My article published in The Malaysian Reserve on 27 October 2016.
At the end of August 2016, one of the world’s largest container shipping companies, Hanjin Shipping Co Ltd, filed for rehabilitation proceedings at the Korean Bankruptcy Court. The Korean Bankruptcy Court granted provisional orders to preserve Hanjin’s assets.
There was immediate chaos. Around the world, some of Hanjin’s vessels in ports were seized while other vessels were stranded out at sea for fear of being seized.
To aid the rehabilitation proceedings in South Korea, it has been reported that Hanjin will seek court protection from more than 40 countries to preserve Hanjin’s assets.
Against this backdrop, I set out the ongoing legal developments in such a cross-border insolvency scenario and how these developments may affect Malaysia.
Universalism vs Territorialism
In a cross-border insolvency, the courts from the different countries may be faced with difficult questions. Should a domestic court apply its domestic laws as if the case had no international aspect at all? Alternatively, should a domestic court defer to the foreign laws of the main jurisdiction of the insolvency company and provide all necessary assistance to aid the foreign insolvency?
In other words, should a ‘territorialist’ approach be applied where the domestic court only applies its domestic laws? Or, should a ‘universalist’ approach prevail in allowing a single set of the foreign laws of the main winding up jurisdiction to govern all of the global winding up proceedings?
The UNCITRAL Model Law on Cross-Border Insolvency
In support of a universalist approach, the UNCITRAL Model Law on Cross-Border Insolvency, otherwise referred to as the Model Law, provides an international framework to deal with cross-border insolvencies. Jurisdictions such as the US, the UK and Australia have enacted laws based on the Model Law.
Relying on such laws, Hanjin successfully obtained court protection from the US and the UK. So for example, Chapter 15 of the US Bankruptcy Code allows for a foreign company to seek court protection from the US Bankruptcy Court in relation to assets in the US.
The Singapore Approach to Hanjin’s Cross Border Insolvency
Hanjin recently also applied for court protection from Singapore. Hanjin made an urgent ex parte application (i.e. an application without notice to all interested parties) to restrain all enforcement and execution over its assets in Singapore and to stay all legal proceedings against Hanjin and its Singapore subsidiaries.
Singapore’s insolvency laws share some similarities with our laws and both Singapore and Malaysia have also not adopted the Model Law. However, based on common law cases, our courts could potentially make orders to provide cross-border assistance and cross-border recognition of foreign insolvency or rehabilitation procedures.

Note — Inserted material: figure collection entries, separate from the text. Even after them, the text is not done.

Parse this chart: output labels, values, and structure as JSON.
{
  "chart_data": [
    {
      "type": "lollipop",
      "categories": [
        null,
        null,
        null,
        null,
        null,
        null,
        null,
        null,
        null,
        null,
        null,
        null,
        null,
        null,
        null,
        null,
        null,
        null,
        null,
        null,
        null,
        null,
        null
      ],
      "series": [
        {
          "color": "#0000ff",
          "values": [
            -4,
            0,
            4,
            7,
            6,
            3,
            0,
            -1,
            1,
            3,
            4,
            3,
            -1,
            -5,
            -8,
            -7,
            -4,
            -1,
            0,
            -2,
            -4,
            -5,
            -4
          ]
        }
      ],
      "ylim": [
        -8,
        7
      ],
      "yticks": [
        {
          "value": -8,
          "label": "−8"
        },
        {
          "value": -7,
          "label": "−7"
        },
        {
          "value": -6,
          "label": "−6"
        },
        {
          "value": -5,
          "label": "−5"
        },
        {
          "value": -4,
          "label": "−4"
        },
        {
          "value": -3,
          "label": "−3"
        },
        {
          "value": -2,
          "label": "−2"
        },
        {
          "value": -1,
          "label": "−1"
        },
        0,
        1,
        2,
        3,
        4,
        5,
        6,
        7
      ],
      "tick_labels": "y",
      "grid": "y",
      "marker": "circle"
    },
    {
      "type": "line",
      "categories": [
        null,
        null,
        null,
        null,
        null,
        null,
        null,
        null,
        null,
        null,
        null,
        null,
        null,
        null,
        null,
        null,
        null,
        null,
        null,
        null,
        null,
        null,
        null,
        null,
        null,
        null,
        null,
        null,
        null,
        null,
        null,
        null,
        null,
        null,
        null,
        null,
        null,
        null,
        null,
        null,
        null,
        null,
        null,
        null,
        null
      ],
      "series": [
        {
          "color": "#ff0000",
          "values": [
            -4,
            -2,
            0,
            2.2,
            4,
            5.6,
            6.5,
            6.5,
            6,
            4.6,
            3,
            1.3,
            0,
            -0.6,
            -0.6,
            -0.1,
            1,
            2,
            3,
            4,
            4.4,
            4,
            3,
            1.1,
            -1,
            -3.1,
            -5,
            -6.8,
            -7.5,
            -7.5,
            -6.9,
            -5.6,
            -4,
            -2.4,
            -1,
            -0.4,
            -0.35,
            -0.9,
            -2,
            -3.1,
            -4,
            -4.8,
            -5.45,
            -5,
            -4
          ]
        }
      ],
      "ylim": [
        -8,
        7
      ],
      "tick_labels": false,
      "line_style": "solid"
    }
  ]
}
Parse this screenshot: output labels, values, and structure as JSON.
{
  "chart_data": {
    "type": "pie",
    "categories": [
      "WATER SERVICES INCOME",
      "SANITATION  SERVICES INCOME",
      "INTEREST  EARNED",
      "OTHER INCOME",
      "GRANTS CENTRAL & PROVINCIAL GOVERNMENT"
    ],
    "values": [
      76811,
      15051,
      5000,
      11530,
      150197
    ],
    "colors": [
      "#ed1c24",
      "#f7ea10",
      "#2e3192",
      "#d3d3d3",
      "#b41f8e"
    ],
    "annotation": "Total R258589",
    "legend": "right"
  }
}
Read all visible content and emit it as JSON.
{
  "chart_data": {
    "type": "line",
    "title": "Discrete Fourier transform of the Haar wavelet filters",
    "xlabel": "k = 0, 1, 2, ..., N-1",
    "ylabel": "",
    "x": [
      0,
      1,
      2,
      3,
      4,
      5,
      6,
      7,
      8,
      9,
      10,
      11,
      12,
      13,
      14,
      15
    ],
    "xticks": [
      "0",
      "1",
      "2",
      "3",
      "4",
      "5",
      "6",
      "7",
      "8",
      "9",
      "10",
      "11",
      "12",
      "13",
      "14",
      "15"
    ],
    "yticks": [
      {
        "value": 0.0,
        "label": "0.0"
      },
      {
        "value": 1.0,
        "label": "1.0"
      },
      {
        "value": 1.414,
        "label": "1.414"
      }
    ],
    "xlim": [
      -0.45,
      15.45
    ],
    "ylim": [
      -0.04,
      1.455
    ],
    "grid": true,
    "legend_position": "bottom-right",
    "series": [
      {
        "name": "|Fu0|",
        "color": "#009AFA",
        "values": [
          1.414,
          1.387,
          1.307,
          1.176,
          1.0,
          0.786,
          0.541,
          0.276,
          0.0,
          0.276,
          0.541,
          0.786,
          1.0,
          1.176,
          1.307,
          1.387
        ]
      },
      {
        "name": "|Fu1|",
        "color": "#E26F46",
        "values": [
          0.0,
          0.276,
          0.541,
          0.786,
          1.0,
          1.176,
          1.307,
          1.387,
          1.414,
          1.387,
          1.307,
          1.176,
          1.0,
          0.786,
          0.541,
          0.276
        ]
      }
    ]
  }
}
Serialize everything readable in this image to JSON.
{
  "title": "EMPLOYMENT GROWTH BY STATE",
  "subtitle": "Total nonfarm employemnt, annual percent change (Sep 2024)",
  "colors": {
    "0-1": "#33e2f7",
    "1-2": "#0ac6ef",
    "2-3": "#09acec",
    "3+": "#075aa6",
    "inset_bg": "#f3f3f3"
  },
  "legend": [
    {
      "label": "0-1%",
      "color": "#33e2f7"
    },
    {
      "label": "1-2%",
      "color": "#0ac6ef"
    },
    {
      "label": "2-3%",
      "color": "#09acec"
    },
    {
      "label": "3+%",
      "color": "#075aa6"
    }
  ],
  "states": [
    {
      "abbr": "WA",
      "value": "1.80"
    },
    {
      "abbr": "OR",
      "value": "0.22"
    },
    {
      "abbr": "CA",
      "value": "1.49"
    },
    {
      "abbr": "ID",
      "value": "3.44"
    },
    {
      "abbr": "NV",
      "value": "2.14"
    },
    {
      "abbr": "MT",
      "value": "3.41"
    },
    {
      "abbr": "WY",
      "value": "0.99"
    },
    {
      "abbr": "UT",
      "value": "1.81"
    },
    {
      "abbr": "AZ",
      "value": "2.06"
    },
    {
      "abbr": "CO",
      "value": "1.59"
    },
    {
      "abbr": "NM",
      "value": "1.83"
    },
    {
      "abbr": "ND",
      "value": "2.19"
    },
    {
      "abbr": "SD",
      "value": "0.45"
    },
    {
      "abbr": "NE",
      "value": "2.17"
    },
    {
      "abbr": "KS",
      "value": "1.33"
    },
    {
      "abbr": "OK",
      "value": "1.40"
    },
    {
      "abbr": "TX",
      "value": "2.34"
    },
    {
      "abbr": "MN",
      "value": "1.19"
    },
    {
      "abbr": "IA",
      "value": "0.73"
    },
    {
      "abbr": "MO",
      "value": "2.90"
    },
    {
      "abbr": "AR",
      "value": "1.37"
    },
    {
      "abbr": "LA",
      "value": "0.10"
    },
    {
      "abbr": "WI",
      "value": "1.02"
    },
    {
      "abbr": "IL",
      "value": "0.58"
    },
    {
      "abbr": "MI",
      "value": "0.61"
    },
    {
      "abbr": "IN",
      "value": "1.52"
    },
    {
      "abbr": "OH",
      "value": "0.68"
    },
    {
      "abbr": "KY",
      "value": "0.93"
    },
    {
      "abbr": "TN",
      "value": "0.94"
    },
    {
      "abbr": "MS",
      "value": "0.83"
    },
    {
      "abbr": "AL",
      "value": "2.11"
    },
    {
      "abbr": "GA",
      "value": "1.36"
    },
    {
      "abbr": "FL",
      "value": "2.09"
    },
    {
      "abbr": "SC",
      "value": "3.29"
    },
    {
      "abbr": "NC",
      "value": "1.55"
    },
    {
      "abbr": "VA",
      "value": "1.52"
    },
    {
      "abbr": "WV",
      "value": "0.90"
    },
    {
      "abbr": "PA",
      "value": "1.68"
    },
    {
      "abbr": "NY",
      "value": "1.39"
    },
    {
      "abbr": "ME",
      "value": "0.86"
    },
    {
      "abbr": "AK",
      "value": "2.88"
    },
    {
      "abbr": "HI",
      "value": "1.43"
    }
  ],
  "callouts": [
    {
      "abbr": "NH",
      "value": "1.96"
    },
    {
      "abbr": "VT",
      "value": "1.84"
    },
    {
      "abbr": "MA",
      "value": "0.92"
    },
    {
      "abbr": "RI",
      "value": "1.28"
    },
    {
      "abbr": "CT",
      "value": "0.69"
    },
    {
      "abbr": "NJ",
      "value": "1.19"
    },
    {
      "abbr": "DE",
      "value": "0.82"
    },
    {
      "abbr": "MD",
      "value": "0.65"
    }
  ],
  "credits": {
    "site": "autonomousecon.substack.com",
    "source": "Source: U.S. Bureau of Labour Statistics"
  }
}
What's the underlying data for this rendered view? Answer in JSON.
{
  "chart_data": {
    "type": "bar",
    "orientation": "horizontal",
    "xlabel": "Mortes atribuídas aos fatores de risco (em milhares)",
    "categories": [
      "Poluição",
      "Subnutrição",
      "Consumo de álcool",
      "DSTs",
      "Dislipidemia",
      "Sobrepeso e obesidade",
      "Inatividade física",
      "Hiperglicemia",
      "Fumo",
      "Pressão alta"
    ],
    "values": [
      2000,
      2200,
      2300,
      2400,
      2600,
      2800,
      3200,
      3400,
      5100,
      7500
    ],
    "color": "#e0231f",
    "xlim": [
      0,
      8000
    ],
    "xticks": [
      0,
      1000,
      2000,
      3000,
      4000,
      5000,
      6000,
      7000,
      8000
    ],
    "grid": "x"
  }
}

Hanjin’s application to the Singapore court sought for the court to exercise its inherent jurisdiction to provide such cross-border assistance. Hanjin relied on the trend observed from foreign court decisions. Foreign courts increasingly recognise foreign insolvency proceedings as it enables the equitable, orderly and systematic distribution of the assets of the debtor. For example, Hong Kong, which has also not adopted the Model Law, has recognised that a domestic court should not allow action to be taken within its jurisdiction that would interfere with a pending process of universal distribution in a foreign jurisdiction.
The Singapore court made interim orders granting Hanjin protection from the enforcement and legal proceedings. However, these orders would be for an interim period until the inter partes hearing (i.e. when all interested parties could make their legal and factual arguments). It remains to be seen whether the Singapore court will confirm that it does have such an inherent jurisdiction to grant such far-reaching restraining and stay orders in the absence of express laws.
The Future Direction for Malaysia
Hanjin’s cross-border insolvency may or may not dock here in the Malaysian courts. But if faced with a similar cross-border insolvency case, it will be interesting to see to what extent the developments in foreign courts may be adopted or applied by the courts here.
Beyond that however, we should look at analysing our laws and seeing what steps can be taken to cater for cross-border insolvency situations. I see little discussion on this area.
We have recently revamped our corporate insolvency laws through the Companies Act 2016. However, the new provisions have not changed our existing laws on cross-border insolvencies. We will largely still have to rely on the courts to interpret our existing provisions.
Malaysia should chart a course to navigate the increasingly complex cross-border insolvencies that can arise. Further discussion and analysis is necessary to see how our laws can be amended to strike a balance between the territorialist approach and the universalist approach.